Urticaria hives can emerge at any part of skin; they constitute lesions with a diameter of five or ten millimeters, the lesions can be enhanced, erythematous or with a reddish zone, with irregular borders, they are migratory, and with an intense pruritus and itching on skin. From the etiopathogenic point of view we can mainly distinguish three varieties of urticaria:

  • Allergic or immunological urticaria, which corresponds to a variety that involves mechanisms of hypersensibility of the type I.
  • Another variety is the one produced by cold, water, heat and pressure
  • A last group is corresponds to idiopathic urticaria for which an etiological explanation cannot be found.

Normally urticaria hives emerge when there is a triggering factor, usually an allergen (which produces an allergic reaction) and which makes the body to produce histamine. The histamine makes small blood vessels known as capillaries to lose liquid; the liquid is accumulated on the surface of the skin and triggers the emergence of an eruption.

Urticaria can be triggered by many factors, among them:

  • An allergic reaction, for instance, to certain foods or bites of certain insects like bees and wasps. An allergic reaction can also take place if the skin enters in contact with something irritating like latex and chemical products.
  • Medicines can also trigger a reaction on skin like nonsteroidal antiinflammatory (NSAIDs) which are employed to treat pain and fever, and the medicines that are used to treat high blood pressure.
  • Physical triggers like pressure over skin, low temperature, sunlight and water. However on fifty percent of the cases the cause of urticaria cannot be identified.
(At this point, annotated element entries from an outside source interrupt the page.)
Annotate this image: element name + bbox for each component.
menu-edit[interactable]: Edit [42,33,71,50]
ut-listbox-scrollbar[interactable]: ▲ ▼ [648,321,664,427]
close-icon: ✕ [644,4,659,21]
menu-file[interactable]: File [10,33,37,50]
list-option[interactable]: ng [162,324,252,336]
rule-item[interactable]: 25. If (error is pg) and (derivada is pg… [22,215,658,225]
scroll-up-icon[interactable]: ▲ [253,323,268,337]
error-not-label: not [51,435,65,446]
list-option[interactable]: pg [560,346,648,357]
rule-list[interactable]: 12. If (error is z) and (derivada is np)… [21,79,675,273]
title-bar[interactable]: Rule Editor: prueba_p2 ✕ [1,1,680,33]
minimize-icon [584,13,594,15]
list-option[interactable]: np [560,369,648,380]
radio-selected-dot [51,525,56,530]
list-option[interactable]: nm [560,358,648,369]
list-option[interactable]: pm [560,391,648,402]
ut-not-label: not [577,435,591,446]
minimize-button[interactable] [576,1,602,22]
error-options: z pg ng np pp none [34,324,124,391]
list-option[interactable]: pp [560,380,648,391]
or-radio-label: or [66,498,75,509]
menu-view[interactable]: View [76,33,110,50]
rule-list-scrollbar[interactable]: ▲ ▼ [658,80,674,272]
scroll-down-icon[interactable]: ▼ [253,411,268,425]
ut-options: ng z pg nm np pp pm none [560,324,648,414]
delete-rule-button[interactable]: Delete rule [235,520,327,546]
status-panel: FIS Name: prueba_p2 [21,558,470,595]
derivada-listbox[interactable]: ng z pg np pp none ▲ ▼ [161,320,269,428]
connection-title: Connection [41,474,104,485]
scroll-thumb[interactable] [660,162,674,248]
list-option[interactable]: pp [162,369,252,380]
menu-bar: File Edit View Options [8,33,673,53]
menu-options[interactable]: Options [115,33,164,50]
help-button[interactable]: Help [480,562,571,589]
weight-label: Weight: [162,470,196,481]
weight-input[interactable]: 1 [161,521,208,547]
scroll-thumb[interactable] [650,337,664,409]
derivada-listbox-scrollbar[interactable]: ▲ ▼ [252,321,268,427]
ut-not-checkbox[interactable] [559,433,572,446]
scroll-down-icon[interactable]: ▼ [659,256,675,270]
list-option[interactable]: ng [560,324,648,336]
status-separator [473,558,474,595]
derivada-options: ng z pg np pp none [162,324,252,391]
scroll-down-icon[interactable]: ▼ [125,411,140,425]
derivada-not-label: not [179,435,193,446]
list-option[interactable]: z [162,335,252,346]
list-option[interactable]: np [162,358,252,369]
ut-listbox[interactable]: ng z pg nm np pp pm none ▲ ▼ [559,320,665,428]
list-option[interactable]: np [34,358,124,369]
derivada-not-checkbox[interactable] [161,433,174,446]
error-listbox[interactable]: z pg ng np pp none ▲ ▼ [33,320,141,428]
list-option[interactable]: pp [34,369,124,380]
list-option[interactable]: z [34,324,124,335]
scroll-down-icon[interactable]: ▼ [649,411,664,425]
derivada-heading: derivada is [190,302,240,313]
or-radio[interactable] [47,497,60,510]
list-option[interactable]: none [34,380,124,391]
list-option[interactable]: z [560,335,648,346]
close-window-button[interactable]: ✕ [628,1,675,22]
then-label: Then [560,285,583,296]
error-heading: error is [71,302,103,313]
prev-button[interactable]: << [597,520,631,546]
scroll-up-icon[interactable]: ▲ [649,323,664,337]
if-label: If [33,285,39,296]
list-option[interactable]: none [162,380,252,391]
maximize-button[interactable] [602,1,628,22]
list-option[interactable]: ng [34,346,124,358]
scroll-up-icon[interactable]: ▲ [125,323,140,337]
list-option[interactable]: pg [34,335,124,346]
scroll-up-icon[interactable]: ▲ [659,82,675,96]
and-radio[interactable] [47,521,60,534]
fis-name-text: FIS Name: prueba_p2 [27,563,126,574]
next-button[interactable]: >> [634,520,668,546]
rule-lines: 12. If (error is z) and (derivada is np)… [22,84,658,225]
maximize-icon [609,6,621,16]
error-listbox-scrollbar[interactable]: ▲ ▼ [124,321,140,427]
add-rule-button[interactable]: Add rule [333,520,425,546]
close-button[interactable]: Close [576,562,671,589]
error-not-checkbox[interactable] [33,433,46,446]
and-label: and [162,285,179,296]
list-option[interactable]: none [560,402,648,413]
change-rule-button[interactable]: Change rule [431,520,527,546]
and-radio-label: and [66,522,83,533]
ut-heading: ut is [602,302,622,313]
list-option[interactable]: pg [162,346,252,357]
Urticaria is a frequent disease which affects to one of each six persons at any time of life. The eruption normally disappears after just a few days, but in some cases they can last for more time. It is not contagious. A type of urticaria which does not continues for more than six weeks is known as acute urticaria.

Chronic urticaria

If the episodes of urticaria last more than six weeks the condition is known as chronic urticaria. This type of urticaria is much rarer than acute urticaria; it usually affects one among each one thousand persons. The causes for chronic urticaria on most of the cases are unknown, but there is the belief that this is a problem with the immune system of the person. The inflammation associated to chronic urticaria produces a burning sensation.

Around fifty percent of the people with chronic urticaria and around twenty five percent of the people affected with acute urticaria also get to be affected by a condition known as angioedema. The angioedema consists in the inflammation of deeper layers of skin; it is manifested as edematous plaques of infiltrated touch with a bigger size than the size of urticaria hives. The most frequent places where angioedema can be found are eyelids, lips, throat, and genitals settling in matter of hours and taking more than two days to disappear.